Derivatives of exponential functions:
By definition of derivatives we know that for a function f(x), the derivative of f(x) denoted by f’(x) is given by the formula:
f’(x) = lim(h->0) [(f(x+h) – f(x))/h]
Using this definition we can find the derivative of the above function. So the derivative of e^x can be calculated as follows:
f(x) = e^x, f(x+h) = e^(x+h)
= > (d/dx) e^x = lim(h->0) [(f(x+h) – f(x))/h]
= > = lim(h->0) [(e^(x+h) - e^x)/h]
= > = lim(h->0) [(e^x * e^h – e^x)/h]
= > = e^x lim(h->0) [(e^h – 1)/h]
= > = e^x
Therefore we see that derivative of e^x is the same e^x.
The derivative of f(x) = e^x represents the slope of tangent of the curve at any point x=c. Therefore if we were to find the slope of tangent at x=c then that would be (d/dx) e^x |x=c, which is e^x|x=c, so slope = e^c.

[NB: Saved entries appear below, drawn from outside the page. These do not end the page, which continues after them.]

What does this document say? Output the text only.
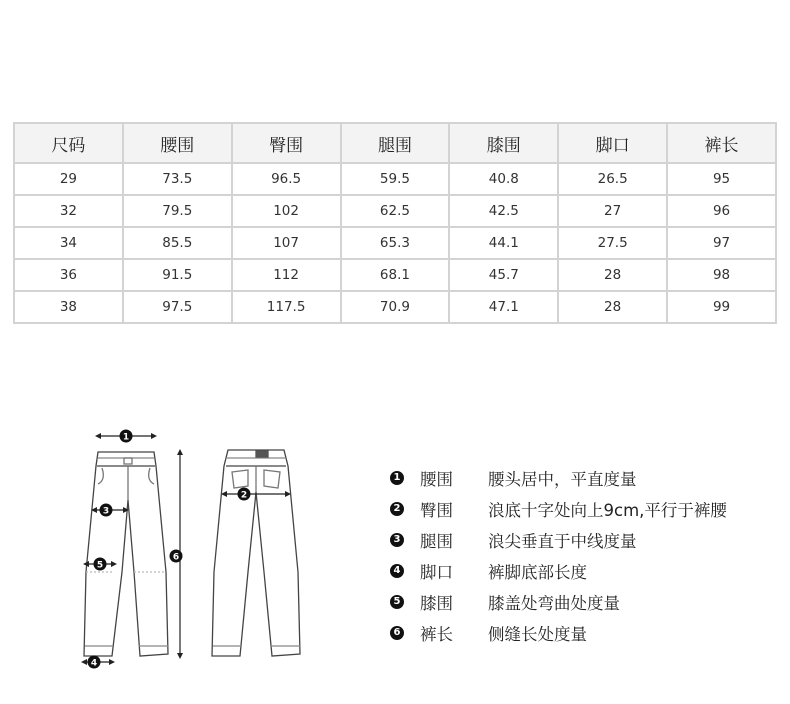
尺码	腰围	臀围	腿围	膝围	脚口	裤长
29	73.5	96.5	59.5	40.8	26.5	95
32	79.5	102	62.5	42.5	27	96
34	85.5	107	65.3	44.1	27.5	97
36	91.5	112	68.1	45.7	28	98
38	97.5	117.5	70.9	47.1	28	99
1
2
3
4
5
6
1 腰围	腰头居中，平直度量
2 臀围	浪底十字处向上9cm,平行于裤腰
3 腿围	浪尖垂直于中线度量
4 脚口	裤脚底部长度
5 膝围	膝盖处弯曲处度量
6 裤长	侧缝长处度量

Let us look at some other examples of derivatives of this natural exponential functions:
EX: Find the derivative of the function f(x) = e^2x
Solution: Here we need to use the chain rule.
Let g(x) = 2x.
Then f(g) = e^g
So f’(g) = e^g
And g’(x) = 2
Therefore, f’(x) = f’(g) * g’(x)
= e^g * 2
= 2e^g
But we had assumed g = 2x
So, f’(x) = 2e^(2x)
Thus the derivative of e^2x = 2e^2x.
On similar lines we can say that, derivative of e^ax = ae^x, where a is a constant.